Source : d’après https://hbr.org/2022/04/how-the-metaverse-could-change-work (consulté le 16 avril 2024).
Conclusion
Force est d’admettre que le métavers représente une opportunité majeure de révolutionner le management des chaînes logistiques. Grâce à l’intégration de technologies telles que la réalité virtuelle et la réalité augmentée, l’IA, les jumeaux numériques, la blockchain et l’IoT, il est en position d’améliorer l’efficacité, la transparence et la collaboration au sein des chaînes de valeur mondiales. La virtualisation de processus clés, tels que la gestion des stocks et l’optimisation des itinéraires, réduit les coûts, améliore la prise de décision et offre une meilleure réactivité en réponse aux conditions instables du marché. Il n’empêche que l’adoption généralisée du métavers présente plusieurs défis, notamment en ce qui concerne la sécurité des données, l’investissement infrastructurel et la nécessité d’adapter et former la main-d’œuvre. Dans une logique de recherche d’une performance accrue, avec un environnement hyperconcurrentiel traversé par de multiples crises sanitaires et géopolitiques, relever ces défis sera indispensable au risque de ne pouvoir exploiter tout le potentiel que recèle le métavers en matière de pilotage des processus logistiques.

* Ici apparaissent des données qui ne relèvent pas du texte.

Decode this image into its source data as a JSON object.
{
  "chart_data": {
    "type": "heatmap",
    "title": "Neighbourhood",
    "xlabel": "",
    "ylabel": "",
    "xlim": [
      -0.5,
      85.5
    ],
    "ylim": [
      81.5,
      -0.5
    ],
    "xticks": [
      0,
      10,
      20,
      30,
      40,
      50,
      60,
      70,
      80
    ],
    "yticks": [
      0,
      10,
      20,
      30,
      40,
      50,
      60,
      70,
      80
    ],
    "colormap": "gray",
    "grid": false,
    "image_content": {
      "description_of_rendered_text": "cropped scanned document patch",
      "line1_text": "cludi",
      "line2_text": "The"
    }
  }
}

Il est évidemment entendu que le métavers va continuer d’évoluer à un rythme de plus en plus rapide, et à ce titre, il sera essentiel pour les entreprises, les décideurs politiques et les fournisseurs de technologies de travailler ensemble pour développer les normes et les réglementations nécessaires afin de soutenir son intégration réussie dans les chaînes logistiques. Un avenir radieux se profile sans aucun doute pour ces dernières grâce au métavers, avec des niveaux d’efficacité, de transparence et de résilience sans précédent dans l’histoire managériale. Toutefois, un tel avenir radieux devra ne pas négliger des initiatives visant à assurer l’inclusivité, afin que même les petites entreprises puissent bénéficier des avantages du métavers. En parallèle, des efforts accrus pour garantir la sécurité et la souveraineté des données seront cruciaux dans le nouvel environnement numérique. Les impacts environnementaux liés à l’utilisation croissante de ces technologies devront également être pris en compte, afin de garantir une transformation durable et écoresponsable de nos économies encore bien trop carbonées.